Es mag der Ausdruck wilder Entschlossenheit gewesen sein oder auch nur ein Beleg für die mangelnde Qualität der Tornetze in Mainz: Nach dem Siegtreffer des Schalkers Kolasinac musste das betreffende Tornetz in Mainz geflickt werden. Wie auch immer: Schalke ist drauf und dran, sich doch noch erneut auf die europäische Bühne zu katapultieren. Das kann nun sogar wieder über die Bundesliga funktionieren.

Schalke ist im Aufwind. Standen die Königsblauen Anfang März nach den Niederlagen in München und Mönchengladbach heftig in der Kritik, färbt sich der Himmel rund um Gelsenkirchen nach dem „kleinen Wunder“ in der Europa League in Gladbach und der Aufholjagd in der Liga nun wieder königsblau.

Es könnte also sein, dass sich die Geduld, die Manager Heidel mit Trainer und Mannschaft hatte, tatsächlich noch auszahlt – für Schalke wäre das eine ganz neue Erfahrung.

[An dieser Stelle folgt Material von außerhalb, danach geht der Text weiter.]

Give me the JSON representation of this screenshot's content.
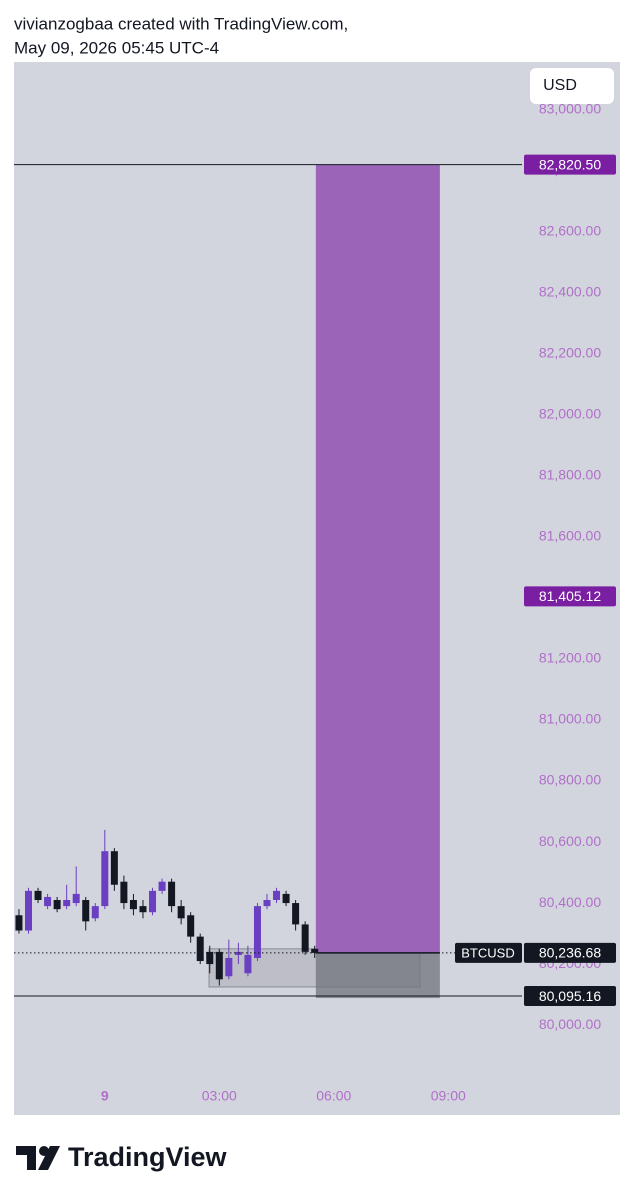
{
  "header": {
    "line1": "vivianzogbaa created with TradingView.com,",
    "line2": "May 09, 2026 05:45 UTC-4"
  },
  "currency_button": "USD",
  "footer_logo": "TradingView",
  "chart_data": {
    "type": "candlestick",
    "up_color": "#6a3fc1",
    "down_color": "#131722",
    "x": [
      -2.25,
      -2,
      -1.75,
      -1.5,
      -1.25,
      -1,
      -0.75,
      -0.5,
      -0.25,
      0,
      0.25,
      0.5,
      0.75,
      1,
      1.25,
      1.5,
      1.75,
      2,
      2.25,
      2.5,
      2.75,
      3,
      3.25,
      3.5,
      3.75,
      4,
      4.25,
      4.5,
      4.75,
      5,
      5.25,
      5.5
    ],
    "open": [
      80360,
      80310,
      80440,
      80390,
      80410,
      80390,
      80400,
      80410,
      80350,
      80390,
      80570,
      80470,
      80410,
      80390,
      80370,
      80440,
      80470,
      80390,
      80360,
      80290,
      80240,
      80240,
      80160,
      80230,
      80170,
      80220,
      80390,
      80410,
      80430,
      80400,
      80330,
      80250
    ],
    "high": [
      80380,
      80450,
      80450,
      80430,
      80420,
      80460,
      80520,
      80420,
      80400,
      80640,
      80580,
      80490,
      80430,
      80410,
      80450,
      80480,
      80480,
      80410,
      80370,
      80300,
      80260,
      80250,
      80280,
      80270,
      80260,
      80400,
      80430,
      80450,
      80440,
      80410,
      80340,
      80260
    ],
    "low": [
      80300,
      80300,
      80400,
      80380,
      80370,
      80380,
      80390,
      80310,
      80340,
      80380,
      80440,
      80380,
      80360,
      80350,
      80360,
      80430,
      80370,
      80330,
      80270,
      80200,
      80170,
      80130,
      80150,
      80200,
      80160,
      80210,
      80380,
      80400,
      80390,
      80310,
      80230,
      80220
    ],
    "close": [
      80310,
      80440,
      80410,
      80420,
      80380,
      80410,
      80430,
      80340,
      80390,
      80570,
      80460,
      80400,
      80380,
      80370,
      80440,
      80470,
      80390,
      80350,
      80290,
      80210,
      80200,
      80150,
      80220,
      80240,
      80230,
      80390,
      80410,
      80440,
      80400,
      80330,
      80240,
      80236.68
    ],
    "xlim": [
      -2.38,
      10.88
    ],
    "xticks": [
      {
        "value": 0,
        "label": "9"
      },
      {
        "value": 3,
        "label": "03:00"
      },
      {
        "value": 6,
        "label": "06:00"
      },
      {
        "value": 9,
        "label": "09:00"
      }
    ],
    "ylim": [
      79820,
      83157
    ],
    "yticks": [
      {
        "value": 80000,
        "label": "80,000.00"
      },
      {
        "value": 80200,
        "label": "80,200.00"
      },
      {
        "value": 80400,
        "label": "80,400.00"
      },
      {
        "value": 80600,
        "label": "80,600.00"
      },
      {
        "value": 80800,
        "label": "80,800.00"
      },
      {
        "value": 81000,
        "label": "81,000.00"
      },
      {
        "value": 81200,
        "label": "81,200.00"
      },
      {
        "value": 81400,
        "label": "81,400.00"
      },
      {
        "value": 81600,
        "label": "81,600.00"
      },
      {
        "value": 81800,
        "label": "81,800.00"
      },
      {
        "value": 82000,
        "label": "82,000.00"
      },
      {
        "value": 82200,
        "label": "82,200.00"
      },
      {
        "value": 82400,
        "label": "82,400.00"
      },
      {
        "value": 82600,
        "label": "82,600.00"
      },
      {
        "value": 82800,
        "label": "82,800.00"
      },
      {
        "value": 83000,
        "label": "83,000.00"
      }
    ],
    "axis_color": "#b070c8",
    "levels": [
      {
        "value": 82820.5,
        "label": "82,820.50",
        "color": "#7b1fa2",
        "line": true
      },
      {
        "value": 81405.12,
        "label": "81,405.12",
        "color": "#7b1fa2",
        "line": false
      },
      {
        "value": 80095.16,
        "label": "80,095.16",
        "color": "#131722",
        "line": true
      }
    ],
    "last_price": {
      "name": "BTCUSD",
      "value": 80236.68,
      "label": "80,236.68"
    },
    "position": {
      "x": [
        5.53,
        8.78
      ],
      "target": 82820.5,
      "entry": 80236.68,
      "stop": 80095.16,
      "target_color": "#9b64b8",
      "stop_color": "#70727c"
    },
    "box": {
      "x": [
        2.73,
        8.26
      ],
      "top": 80250,
      "bottom": 80125
    }
  }
}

Und vielleicht kann Heidel diese Erfahrung ja auch an die Spieler weitergeben. An Leon Goretzka und Sead Kolasinac beispielsweise – Goretzka, der sich längst eine Chef-Rolle auf dem Platz erspielt und erkämpft hat, hat noch einen Vertrag bis 2018, der Vertrag von Kolasinac läuft am Ende dieser Saison aus. Zwei Spieler, die zweifellos Angebote prominenter Clubs bekommen werden. Zwei Spieler aber auch, die Schalke für eine perspektivische Weiterentwicklung gut gebrauchen kann. Zwei Spieler, die in den anstehenden Verhandlungen mit Christian Heidel ein Signal setzen können. Nämlich das Signal, dass sie die Geduld, die die sportliche Abteilung vom Management und vom Umfeld fordert, nun selbst haben. Dass sie geduldig dabei mithelfen wollen, Schalke wieder zu einem auch tabellarischen Top-Club der Bundesliga zu machen. Und nicht beim erstbesten Angebot davon laufen. Geduld muss keine Einbahnstraße sein.

Wenn es gelänge, Goretzka und Kolasinac zu halten – auch das wäre ein Zeichen wilder Entschlossenheit: Vom Verein und von den Spielern.